RUS | UZB

 

Appeal for victim of Uzbek ‘official democracy’
Caption: Jailed dissident Sanjar Umarov was a founding member of the Sunshine Uzbekistan opposition coalition

Gulambek Umarov yesterday made a personal appeal to Uzbekistan president, Islam Karimov, for the release of his father, jailed dissident Sanjar Umarov . The founder of the Sunshine Uzbekistan opposition coalition is in poor health and his life endangered . Family members who visited him last week noted visible signs of torture.

Meanwhile, Uzbek authorities today banned Human Rights Watch's representative , in defiance of the European Union's request that the group's Tashkent director be accredited. HRW notes that, halfway through the current EU sanctions cycle, initiated following the May 2005 Andijon massacre and subsequent crackdown on civil society, the regime has backtracked on human rights standards in a number of respects.

Sanjar Umarov “sought to establish a coalition of independent civil society groups that could engage in a dialogue with the [government] to bring about democratic and much-needed economic reforms through gradual and evolutionary means,” his son told a UN forum on political prisoners .

Although the Uzbek constitution is nominally democratic, including provisions on civil and human rights, it is a “kind of ‘official democracy'” that “serves to limit freedom and restrain the potential of Uzbekistan's finest asset, its own people.”  His father is serving a prison term of over seven years after criticizing the authorities' actions at Andijon. In a further instance of the criminalization of dissent , he was arrested in October 2005 on charges of embezzlement, money laundering, and tax evasion.

Uzbekistan, which Freedom House counts among the world's most repressive regimes, is also gaining notoriety for its monitoring and censorship of the internet. The regime has a dedicated Center for Monitoring Mass Communications for violations of Uzbek laws and cultural norms. It has also mobilized a network of accomplices, as one analyst's story illustrates:

 ”A colleague of ours went into a cyber café in Tashkent and tried to get on to a blocked website.  He could get on to the first page but when he went to click through it just wouldn't load, so after about five minutes of trying went to leave. But the person who was running the internet café was being very coy and not wanting to let him go. Within five minutes a non-uniformed member of the security forces came and started interrogating him, ‘why were you looking at this, why were you trying to get to it?' Fortunately, our colleague had a diplomatic passport, he got off. But it is clear there was collusion between the owner of the café and the local security forces.”

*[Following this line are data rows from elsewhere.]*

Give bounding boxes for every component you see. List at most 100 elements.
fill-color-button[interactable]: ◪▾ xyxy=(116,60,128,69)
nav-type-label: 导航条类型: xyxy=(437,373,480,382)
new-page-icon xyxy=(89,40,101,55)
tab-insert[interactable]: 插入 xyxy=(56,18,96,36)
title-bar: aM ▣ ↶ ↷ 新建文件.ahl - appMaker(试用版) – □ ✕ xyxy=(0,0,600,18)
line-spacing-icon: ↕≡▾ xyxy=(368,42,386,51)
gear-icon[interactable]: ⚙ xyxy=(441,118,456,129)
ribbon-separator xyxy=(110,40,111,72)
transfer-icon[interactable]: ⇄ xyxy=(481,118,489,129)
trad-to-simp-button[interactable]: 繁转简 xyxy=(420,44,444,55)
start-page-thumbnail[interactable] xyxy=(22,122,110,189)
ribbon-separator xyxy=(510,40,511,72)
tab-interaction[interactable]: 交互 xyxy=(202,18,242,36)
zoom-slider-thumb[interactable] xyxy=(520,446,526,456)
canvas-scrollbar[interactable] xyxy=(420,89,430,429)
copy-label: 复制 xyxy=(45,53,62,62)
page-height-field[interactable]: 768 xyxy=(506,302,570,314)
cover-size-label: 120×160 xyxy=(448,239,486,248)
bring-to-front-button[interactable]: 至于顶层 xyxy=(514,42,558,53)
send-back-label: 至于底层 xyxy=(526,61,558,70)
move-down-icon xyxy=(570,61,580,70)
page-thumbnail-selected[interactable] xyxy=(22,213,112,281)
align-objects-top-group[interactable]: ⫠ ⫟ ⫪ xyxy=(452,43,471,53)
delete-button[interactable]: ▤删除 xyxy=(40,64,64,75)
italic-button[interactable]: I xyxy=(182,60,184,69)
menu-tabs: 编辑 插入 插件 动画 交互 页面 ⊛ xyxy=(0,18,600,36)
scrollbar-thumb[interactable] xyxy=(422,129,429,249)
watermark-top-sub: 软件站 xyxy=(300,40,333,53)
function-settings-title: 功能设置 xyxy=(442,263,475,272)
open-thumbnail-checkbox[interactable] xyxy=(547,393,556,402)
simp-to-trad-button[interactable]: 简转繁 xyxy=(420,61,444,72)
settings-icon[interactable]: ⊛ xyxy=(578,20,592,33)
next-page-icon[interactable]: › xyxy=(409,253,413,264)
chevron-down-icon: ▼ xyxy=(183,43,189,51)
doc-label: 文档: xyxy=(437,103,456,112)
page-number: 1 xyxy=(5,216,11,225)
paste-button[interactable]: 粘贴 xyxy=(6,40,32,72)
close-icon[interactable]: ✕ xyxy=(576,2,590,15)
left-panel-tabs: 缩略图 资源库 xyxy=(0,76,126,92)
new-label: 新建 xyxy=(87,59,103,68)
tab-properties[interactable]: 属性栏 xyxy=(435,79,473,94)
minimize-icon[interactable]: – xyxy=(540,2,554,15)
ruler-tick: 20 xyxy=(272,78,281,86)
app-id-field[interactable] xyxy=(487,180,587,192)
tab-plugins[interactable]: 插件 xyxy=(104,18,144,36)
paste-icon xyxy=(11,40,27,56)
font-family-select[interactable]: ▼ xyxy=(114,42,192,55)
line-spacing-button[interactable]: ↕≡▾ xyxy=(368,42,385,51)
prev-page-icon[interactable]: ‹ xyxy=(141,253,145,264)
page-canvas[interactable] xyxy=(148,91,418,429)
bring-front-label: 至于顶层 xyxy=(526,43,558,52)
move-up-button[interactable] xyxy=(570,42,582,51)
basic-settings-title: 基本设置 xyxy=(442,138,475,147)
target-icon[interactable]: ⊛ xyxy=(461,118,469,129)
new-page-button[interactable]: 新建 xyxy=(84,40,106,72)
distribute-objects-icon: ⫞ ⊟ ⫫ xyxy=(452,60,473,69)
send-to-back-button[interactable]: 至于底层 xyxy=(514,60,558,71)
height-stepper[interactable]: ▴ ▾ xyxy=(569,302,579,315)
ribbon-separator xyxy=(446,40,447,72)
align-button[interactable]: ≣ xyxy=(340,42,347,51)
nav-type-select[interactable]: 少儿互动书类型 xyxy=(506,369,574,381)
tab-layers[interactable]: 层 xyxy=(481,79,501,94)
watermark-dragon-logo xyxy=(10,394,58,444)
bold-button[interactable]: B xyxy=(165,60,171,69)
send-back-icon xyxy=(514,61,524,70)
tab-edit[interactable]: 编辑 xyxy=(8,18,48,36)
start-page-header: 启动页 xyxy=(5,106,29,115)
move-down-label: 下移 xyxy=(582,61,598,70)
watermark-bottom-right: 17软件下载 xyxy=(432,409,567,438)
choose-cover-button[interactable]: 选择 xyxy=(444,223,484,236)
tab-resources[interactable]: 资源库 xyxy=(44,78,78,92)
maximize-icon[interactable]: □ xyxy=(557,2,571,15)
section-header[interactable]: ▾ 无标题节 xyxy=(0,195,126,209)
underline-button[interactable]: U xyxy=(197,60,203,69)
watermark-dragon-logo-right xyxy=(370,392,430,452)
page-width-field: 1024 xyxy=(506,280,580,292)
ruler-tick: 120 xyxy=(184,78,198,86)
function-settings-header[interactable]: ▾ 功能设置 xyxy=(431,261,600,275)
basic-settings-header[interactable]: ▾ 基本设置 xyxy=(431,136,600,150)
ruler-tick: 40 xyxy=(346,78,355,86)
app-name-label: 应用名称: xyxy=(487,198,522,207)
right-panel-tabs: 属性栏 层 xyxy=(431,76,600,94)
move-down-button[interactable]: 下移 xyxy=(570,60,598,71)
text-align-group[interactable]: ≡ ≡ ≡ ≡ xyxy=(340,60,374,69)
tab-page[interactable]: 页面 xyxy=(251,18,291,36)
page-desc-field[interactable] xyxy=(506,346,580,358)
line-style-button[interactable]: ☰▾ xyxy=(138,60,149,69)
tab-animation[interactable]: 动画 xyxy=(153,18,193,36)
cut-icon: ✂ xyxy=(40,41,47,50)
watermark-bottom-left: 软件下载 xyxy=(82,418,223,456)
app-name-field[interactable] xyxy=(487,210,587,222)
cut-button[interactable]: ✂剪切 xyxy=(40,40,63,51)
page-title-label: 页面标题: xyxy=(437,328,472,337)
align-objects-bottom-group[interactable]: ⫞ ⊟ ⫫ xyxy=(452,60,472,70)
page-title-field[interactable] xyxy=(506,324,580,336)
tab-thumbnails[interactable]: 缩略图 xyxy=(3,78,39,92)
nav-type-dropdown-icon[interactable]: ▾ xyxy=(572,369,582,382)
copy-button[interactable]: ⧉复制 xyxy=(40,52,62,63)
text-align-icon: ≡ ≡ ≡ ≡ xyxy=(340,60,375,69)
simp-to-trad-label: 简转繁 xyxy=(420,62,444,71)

Since 2002, over 10,000 political prisoners have been held on charges such as “encroachment on the constitutional order,” “anti-state activities,” “infringement on the honor and dignity of the president,” and “membership in an Islamic terrorist organization,” loosely interpreted as any Muslim majority organization. As a report in tomorrow's press recounts, in one of his “more comic attempts to disguise his regime from the prying eyes of the west, Karimov once established his own human rights organization, but when its president went to Bishkek for a conference, had him abducted and charged with sedition.”